I can remember being young and stupid, evidenced by my referral to women who stayed home with their children as 'staying home and eating bon-bons'. I know, I know, put away the vegetables, it was an asshole thing to say.
Especially now that I stay home and eat bon-bons myself. I have a smart ass thing I say when someone asks me if I work.
I say "Well, I work plenty but I'm not employed outside the home."
Every so often, I write down everything I do in a day, just to remind myself that I'm not sitting home eating bon-bons and playing Farmville. Well, eating cereal and playing Farmville while watching Paranormal State on AETV.com like Scott caught me doing Tuesday morning when he came back to get something he forgot.

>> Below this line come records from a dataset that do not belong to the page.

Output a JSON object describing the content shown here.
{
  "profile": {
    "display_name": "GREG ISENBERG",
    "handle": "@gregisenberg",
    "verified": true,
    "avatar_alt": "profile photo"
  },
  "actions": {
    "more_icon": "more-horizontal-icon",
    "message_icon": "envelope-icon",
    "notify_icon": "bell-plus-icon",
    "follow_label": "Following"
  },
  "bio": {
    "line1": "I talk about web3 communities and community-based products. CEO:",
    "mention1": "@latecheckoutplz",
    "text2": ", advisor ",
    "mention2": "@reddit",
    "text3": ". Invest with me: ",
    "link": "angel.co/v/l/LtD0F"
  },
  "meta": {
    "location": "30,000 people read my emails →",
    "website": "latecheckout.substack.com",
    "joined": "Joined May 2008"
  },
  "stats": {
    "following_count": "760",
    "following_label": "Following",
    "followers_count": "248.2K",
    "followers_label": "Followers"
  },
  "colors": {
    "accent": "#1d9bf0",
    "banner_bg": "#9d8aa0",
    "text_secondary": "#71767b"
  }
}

Since my hands were red a couple days ago, I wrote down everything I did yesterday, check it out:
-Get up at 6 a.m. to wake up Zoe for school
-Get breakfast for Zoe
-Make coffee, take meds
-Supervise Zoe's wardrobe selection
-Will gets up, get his breakfast
-Check to make sure dishwasher ran last night
-Give Zoe her ADHD medicine
-Send kids in to wake up Scott
-Walk Zoe to school
-Watch news with Scott until he gets in the shower
-Make lunches for Scott and Will
-Take the zip top bag containing Zoe's stinky sneakers & 2 pounds of baking soda out of the freezer, dump contents into washing machine and turn it on.

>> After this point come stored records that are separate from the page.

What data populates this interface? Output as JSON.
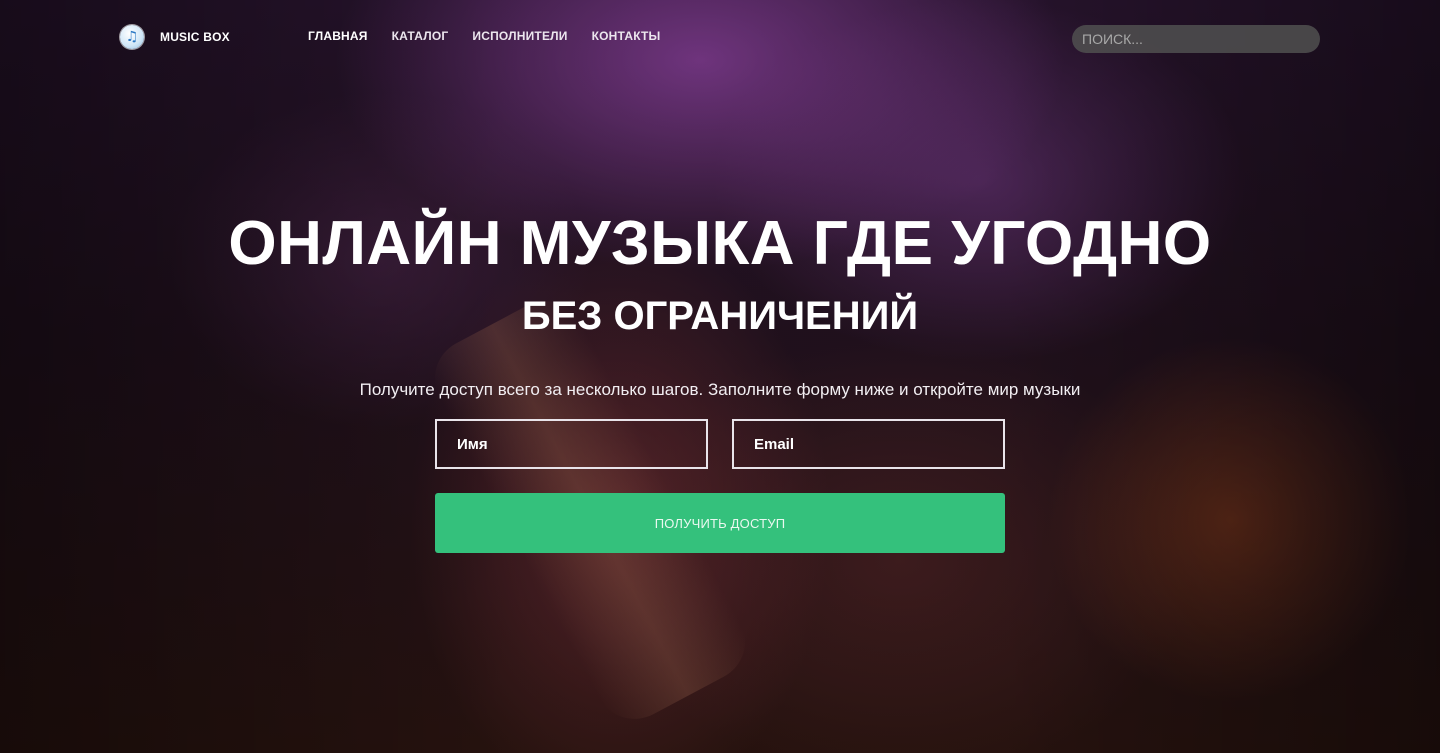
{
  "header": {
    "logo_icon": "music-note-icon",
    "brand": "MUSIC BOX",
    "nav": [
      {
        "label": "ГЛАВНАЯ"
      },
      {
        "label": "КАТАЛОГ"
      },
      {
        "label": "ИСПОЛНИТЕЛИ"
      },
      {
        "label": "КОНТАКТЫ"
      }
    ],
    "search_placeholder": "ПОИСК..."
  },
  "hero": {
    "title": "ОНЛАЙН МУЗЫКА ГДЕ УГОДНО",
    "subtitle": "БЕЗ ОГРАНИЧЕНИЙ",
    "description": "Получите доступ всего за несколько шагов. Заполните форму ниже и откройте мир музыки",
    "form": {
      "name_placeholder": "Имя",
      "email_placeholder": "Email",
      "submit_label": "ПОЛУЧИТЬ ДОСТУП"
    }
  },
  "colors": {
    "accent": "#34c17c",
    "search_bg": "#505050"
  }
}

-Say goodbye to Scott and Will, tell Will I'll pick him up from pre-school.
-Take Zoe's sneakers out of washer, stuff dryer sheets inside them and set out to dry
-Take a bath & get dressed
-Check that I have the correct addresses for the volunteer drive I'm doing
-Drag big trash can to the curb
-Drop off cupcakes at Zoe's school for Friday's bake sale
-Go to Goodwill looking for Halloween decorations, find a Louis Vuitton bag for $5
-Pick up the client to take her to get her lab work done, wait for her at the lab, take her home
-Go to Halloween store for what I hope is the last of what I need, don't find it but find some other stuff
-Go to Target, find nothing I'm looking for, all strings of purple and orange lights are gone.
-Finally find bongo drums at Toys 'R Us
-Go home to have lunch, play Farmville and watch youtube for 30 minutes
-Chat with Scott about costume stuff and the Louis Vuitton bag I found at Goodwill
-Talk to my mom on the phone, scold her for talking on the phone while driving while it's raining
-Finish decorating cake for Zoe's bake sale
-Drop cake off at school
-Pick Will up from pre-school
-Go to yet another Halloween store, finally find the sunglasses I was hoping to locate.
-Pick Zoe up from school
-Go home for 90 minutes, let kids veg in front of the computer
-Find that Will has taken food coloring off the kitchen counter
-Discover that Will has taken colors outside and rubbed them all over himself
-Give Will a sink bath, manage to make his extremities light green instead of dark green
-Go back to school to facilitate Zoe's girl scout meeting
-Get McDonald's for dinner (don't judge me!)
-Get kids set up in front of the TV with their Happy Meals (these aren't your kids!)
-Take the trash out
-Drag big trash can back up the driveway
-Scott comes home
-Feed the dogs
-Start cleaning kitchen
-Load the dishwasher
-Hand wash dishes that won't fit in the dishwasher
-Put Zoe to bed, read her 10 poems from Where the Sidewalk Ends
-Clear kitchen counters & get the debris off the floor
-Talk to mom on the phone about family craziness and Christmas
-Talk with Scott while picking living room
-Clear dining room table of junk
-Say goodnight to Scott
-Chill out for 90 minutes before going to bed.
Other than that, I didn't do much of anything.
Amanda's beauty tip of the day: Preparation H will reduce swelling around your eyes. You know, 'shrinks swelling'?